[Tutorial] Access HPC files from an S3 gateway

This isn’t strictly related to HPC but may be anyway helpful.

If you want to access your files on the clusters from an application, it may be interesting to access them through an Amazon S3 gateway like.

This quick tutorial will explain how to do so with minio. This is a commercial solution but they do have a community version as well and they distribute it as a Docker image.

On the cluster we don’t provide Docker but an alternative named Singularity. The good news is that it is easy to convert images from Docker to Singularity.

When you’ll launch the minio server, there is an associated web console that is launched. To access it, you need credentials that you should define as environment variable like that prior to launch the server:

[sagon@login2 ~] $export MINIO_ROOT_USER=myroot
[sagon@login2 ~] $export MINIO_ROOT_PASSWORD=veryhardtoguess (min 8 char)

Then you should load Singularity module:

[sagon@login2 ~] $ml GCC/9.3.0 Singularity/3.7.3-Go-1.14

When launching minio, you need to specify the listening port and the data location from where the files will be served.

Launch the minio server, listening on port 9000 for S3 access, and port 9001 for web console access, serving the directory /home/sagon/minio:

[sagon@login2 ~] $ singularity run docker://minio/minio server /home/sagon/minio/ --console-address ":9001"
INFO:    Using cached SIF image
RootUser: myroot
RootPass: veryhardtoguess 

RootUser: myroot
RootPass: veryhardtoguess 

Command-line: https://docs.min.io/docs/minio-client-quickstart-guide
   $ mc alias set myminio myroot veryhardtoguess 

Documentation: https://docs.min.io

Even if the public ip of login2 is listed as API entrypoint, it isn’t possible to access the server through the it as we are using a firewall as announced during the previous maintenance

Once launched, you need to open a web browser, using x2go or an ssh tunnel for example and connect to the web interface with the credentials you defined previously. See this post for a tunnel or socks example.

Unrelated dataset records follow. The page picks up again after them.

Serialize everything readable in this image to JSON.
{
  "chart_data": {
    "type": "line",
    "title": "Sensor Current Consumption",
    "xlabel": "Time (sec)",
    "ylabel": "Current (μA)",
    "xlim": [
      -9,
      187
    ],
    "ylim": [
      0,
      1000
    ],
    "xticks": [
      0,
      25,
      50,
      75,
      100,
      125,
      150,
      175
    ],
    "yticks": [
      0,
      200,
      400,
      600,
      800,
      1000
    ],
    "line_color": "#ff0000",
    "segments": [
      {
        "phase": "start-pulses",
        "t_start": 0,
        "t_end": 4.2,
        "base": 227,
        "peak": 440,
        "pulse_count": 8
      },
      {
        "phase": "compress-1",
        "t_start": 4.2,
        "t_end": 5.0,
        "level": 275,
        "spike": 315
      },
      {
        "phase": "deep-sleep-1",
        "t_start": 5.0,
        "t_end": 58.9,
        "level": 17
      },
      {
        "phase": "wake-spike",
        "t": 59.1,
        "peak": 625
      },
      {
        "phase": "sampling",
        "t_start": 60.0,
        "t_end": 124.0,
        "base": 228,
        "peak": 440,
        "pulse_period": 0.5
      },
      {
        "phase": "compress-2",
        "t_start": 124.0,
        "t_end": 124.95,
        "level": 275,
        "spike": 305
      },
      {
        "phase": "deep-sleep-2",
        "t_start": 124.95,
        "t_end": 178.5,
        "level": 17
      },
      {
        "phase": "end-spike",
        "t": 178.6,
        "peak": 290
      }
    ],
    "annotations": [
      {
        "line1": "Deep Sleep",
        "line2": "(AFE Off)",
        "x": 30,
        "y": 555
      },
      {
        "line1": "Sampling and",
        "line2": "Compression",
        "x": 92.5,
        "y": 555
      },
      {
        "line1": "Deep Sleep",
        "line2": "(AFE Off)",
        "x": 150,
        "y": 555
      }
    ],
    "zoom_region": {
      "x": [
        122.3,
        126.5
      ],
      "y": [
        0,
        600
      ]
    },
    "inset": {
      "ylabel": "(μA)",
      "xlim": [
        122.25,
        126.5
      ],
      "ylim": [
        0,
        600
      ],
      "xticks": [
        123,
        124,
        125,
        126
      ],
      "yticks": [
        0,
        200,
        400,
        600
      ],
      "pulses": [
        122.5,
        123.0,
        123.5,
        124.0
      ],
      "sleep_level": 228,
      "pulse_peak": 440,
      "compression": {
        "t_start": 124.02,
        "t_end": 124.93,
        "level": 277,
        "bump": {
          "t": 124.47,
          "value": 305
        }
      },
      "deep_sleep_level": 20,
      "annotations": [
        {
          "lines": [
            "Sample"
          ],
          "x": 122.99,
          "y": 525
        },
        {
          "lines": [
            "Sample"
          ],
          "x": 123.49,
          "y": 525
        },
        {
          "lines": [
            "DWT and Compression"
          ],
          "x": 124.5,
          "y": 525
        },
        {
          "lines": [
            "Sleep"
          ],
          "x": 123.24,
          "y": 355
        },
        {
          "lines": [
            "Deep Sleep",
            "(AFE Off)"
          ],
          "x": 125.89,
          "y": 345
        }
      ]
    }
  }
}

On this interface, you should create a bucket (this is like a namespace or a top directory, that will hold the files).

You must as well create a new user to that will be able to access the files using S3.
Remember the access key id and secret access key. You can specify one or more policies, in this case I’m giving read/write rights to the user.

Once done, you may try to access your files through an S3 browser such as this one.

You need to create an account based on the user you created previously.

And you can now access your files with the S3 client (again from inside the cluster or with a tunnel or proxy)

Thanks for reading, feedback welcome!